Want to Think Like an Urban Designer? Ask Ellen Dunham-Jones

Wes McRae | Mar 27, 2023 — Atlanta, GA

When 100 Ukrainian women wanted to learn how to rebuild their country, they asked Ellen Dunham-Jones.

Professor Dunham-Jones, director of the Master of Science in Urban Design program, was contacted by STEM IS FEM to introduce urban design concepts to the program's young women, age 15-22.

"STEM IS FEM is a Ukrainian organization that encourages more young women to go into STEM fields," Dunham-Jones said. "Each year, they ask the students what STEM field to highlight."

"There was absolutely no question this year.
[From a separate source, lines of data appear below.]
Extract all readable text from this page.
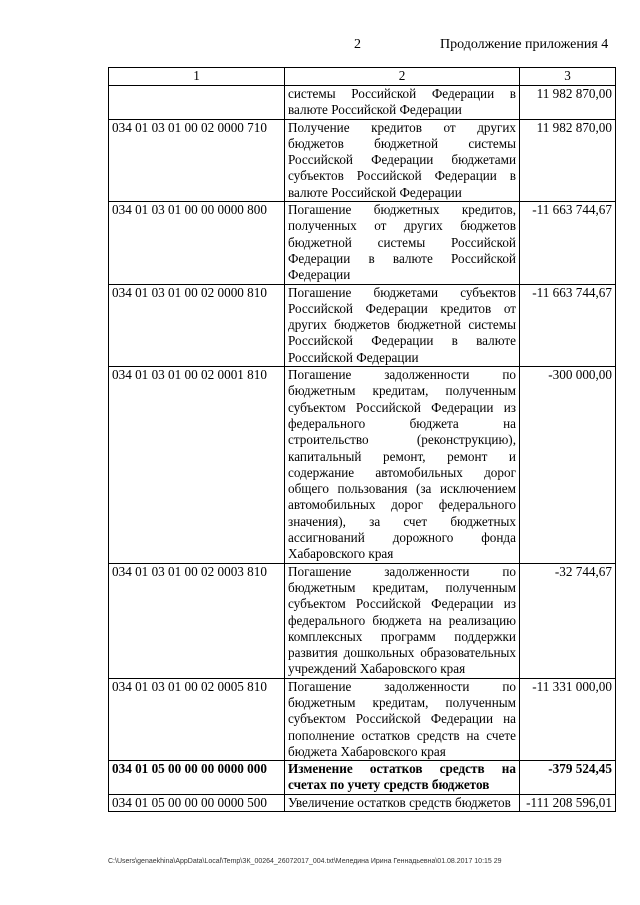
2	Продолжение приложения 4
1	2	3
	системы Российской Федерации в валюте Российской Федерации	11 982 870,00
034 01 03 01 00 02 0000 710	Получение кредитов от других бюджетов бюджетной системы Российской Федерации бюджетами субъектов Российской Федерации в валюте Российской Федерации	11 982 870,00
034 01 03 01 00 00 0000 800	Погашение бюджетных кредитов, полученных от других бюджетов бюджетной системы Российской Федерации в валюте Российской Федерации	-11 663 744,67
034 01 03 01 00 02 0000 810	Погашение бюджетами субъектов Российской Федерации кредитов от других бюджетов бюджетной системы Российской Федерации в валюте Российской Федерации	-11 663 744,67
034 01 03 01 00 02 0001 810	Погашение задолженности по бюджетным кредитам, полученным субъектом Российской Федерации из федерального бюджета на строительство (реконструкцию), капитальный ремонт, ремонт и содержание автомобильных дорог общего пользования (за исключением автомобильных дорог федерального значения), за счет бюджетных ассигнований дорожного фонда Хабаровского края	-300 000,00
034 01 03 01 00 02 0003 810	Погашение задолженности по бюджетным кредитам, полученным субъектом Российской Федерации из федерального бюджета на реализацию комплексных программ поддержки развития дошкольных образовательных учреждений Хабаровского края	-32 744,67
034 01 03 01 00 02 0005 810	Погашение задолженности по бюджетным кредитам, полученным субъектом Российской Федерации на пополнение остатков средств на счете бюджета Хабаровского края	-11 331 000,00
034 01 05 00 00 00 0000 000	Изменение остатков средств на счетах по учету средств бюджетов	-379 524,45
034 01 05 00 00 00 0000 500	Увеличение остатков средств бюджетов	-111 208 596,01
C:\Users\genaekhina\AppData\Local\Temp\ЗК_00264_26072017_004.txt\Меледина Ирина Геннадьевна\01.08.2017 10:15 29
They said we want to learn how to rebuild our cities and towns."

In April, when the young women will present their reconstruction proposals for three Ukrainian cities, STEM IS FEM asked Dunham-Jones to be part of the final event.

"[Dunham-Jones] has been an integral part of our project, providing our audience with invaluable knowledge and experience," Iryna Cherhenets, project manager for STEM IS FEM, said.
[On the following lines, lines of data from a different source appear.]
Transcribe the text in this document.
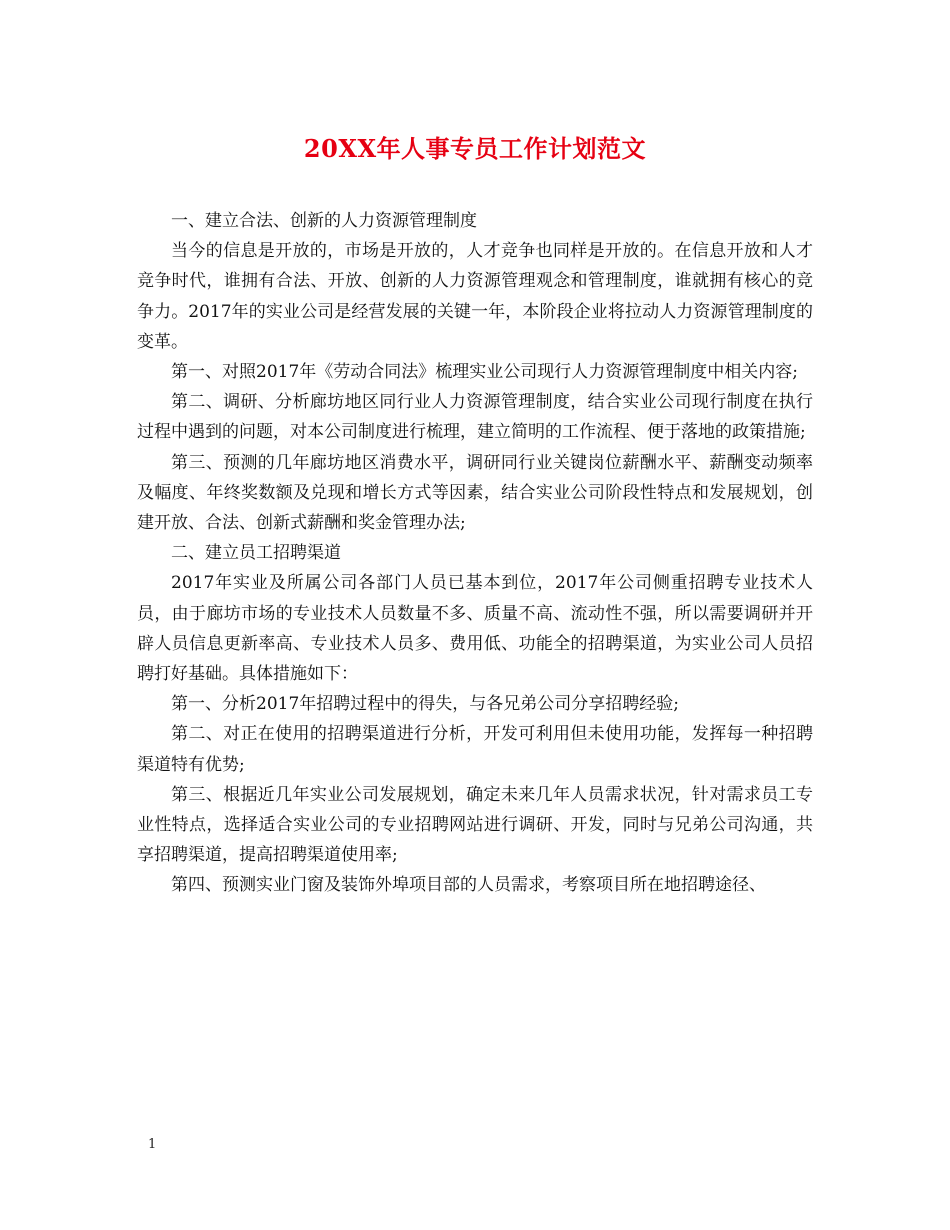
20XX年人事专员工作计划范文

一、建立合法、创新的人力资源管理制度

当今的信息是开放的，市场是开放的，人才竞争也同样是开放的。在信息开放和人才竞争时代，谁拥有合法、开放、创新的人力资源管理观念和管理制度，谁就拥有核心的竞争力。2017年的实业公司是经营发展的关键一年，本阶段企业将拉动人力资源管理制度的变革。

第一、对照2017年《劳动合同法》梳理实业公司现行人力资源管理制度中相关内容;

第二、调研、分析廊坊地区同行业人力资源管理制度，结合实业公司现行制度在执行过程中遇到的问题，对本公司制度进行梳理，建立简明的工作流程、便于落地的政策措施;

第三、预测的几年廊坊地区消费水平，调研同行业关键岗位薪酬水平、薪酬变动频率及幅度、年终奖数额及兑现和增长方式等因素，结合实业公司阶段性特点和发展规划，创建开放、合法、创新式薪酬和奖金管理办法;

二、建立员工招聘渠道

2017年实业及所属公司各部门人员已基本到位，2017年公司侧重招聘专业技术人员，由于廊坊市场的专业技术人员数量不多、质量不高、流动性不强，所以需要调研并开辟人员信息更新率高、专业技术人员多、费用低、功能全的招聘渠道，为实业公司人员招聘打好基础。具体措施如下：

第一、分析2017年招聘过程中的得失，与各兄弟公司分享招聘经验;

第二、对正在使用的招聘渠道进行分析，开发可利用但未使用功能，发挥每一种招聘渠道特有优势;

第三、根据近几年实业公司发展规划，确定未来几年人员需求状况，针对需求员工专业性特点，选择适合实业公司的专业招聘网站进行调研、开发，同时与兄弟公司沟通，共享招聘渠道，提高招聘渠道使用率;

第四、预测实业门窗及装饰外埠项目部的人员需求，考察项目所在地招聘途径、

1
Dunham-Jones's lecture, "How to Think Like an Urban Designer," highlighted how different designs can support different public values. "Good design guides how a city grows to become healthy, just, and resilient," she said, "and public space is the organizing framework for that."

Thinking Like a Designer, Long-Term and Short

Side-by-side photographs of two different housing projects
Examples of housing projects: the Soviet-era Solomenka project, Kyiv (left), prioritizes affordability and equality, while the Sankt Eric project, Stockholm (right), prioritizes diverse households and public space.

To illustrate this type of thinking, Dunham-Jones compared pictures of a Soviet public housing project to those of a housing project from Stockholm.

"We can see the Soviet era one is prioritizing affordability and a notion of equality, because every single unit is identical. It's not really prioritizing usable public space."

"The Stockholm example provides a diversity of housing types, providing a recognition of different types of households. And it's absolutely privileging the public space."

Dunham-Jones told the young women it's up to the citizens of Ukraine to decide how to rebuild. "This is how you should start thinking. What are the values you want to express? What are the values of the new Ukraine?"

Along with this long-term theory-based view, Dunham-Jones discussed short-term, practical ways to start the process. "Tactical Urbanism is the phrase we use. It's not going to happen all at once, but there are lots of ways to use what you have."

"Working on gathering places, pop-up shops and services, places to heal, and recycling buildings and materials will be crucial in the near future."

Optimistic Outlook Despite Conditions

Student notes in sketch format
From: Jenia Polvektova, STEM IS FEM
Student notes in sketch format

Dunham-Jones said the young women's outlook was optimistic. "The organization is in Kyiv, and they have generators. Most of the girls are in Poland or other places, so they attend courses virtually."

"I loved hearing them talk with such confidence about how they're going to rebuild. They said at first it was extremely devastating. Now, they said they're allied and unified as a community."

"That is how they're going to rebuild their cities."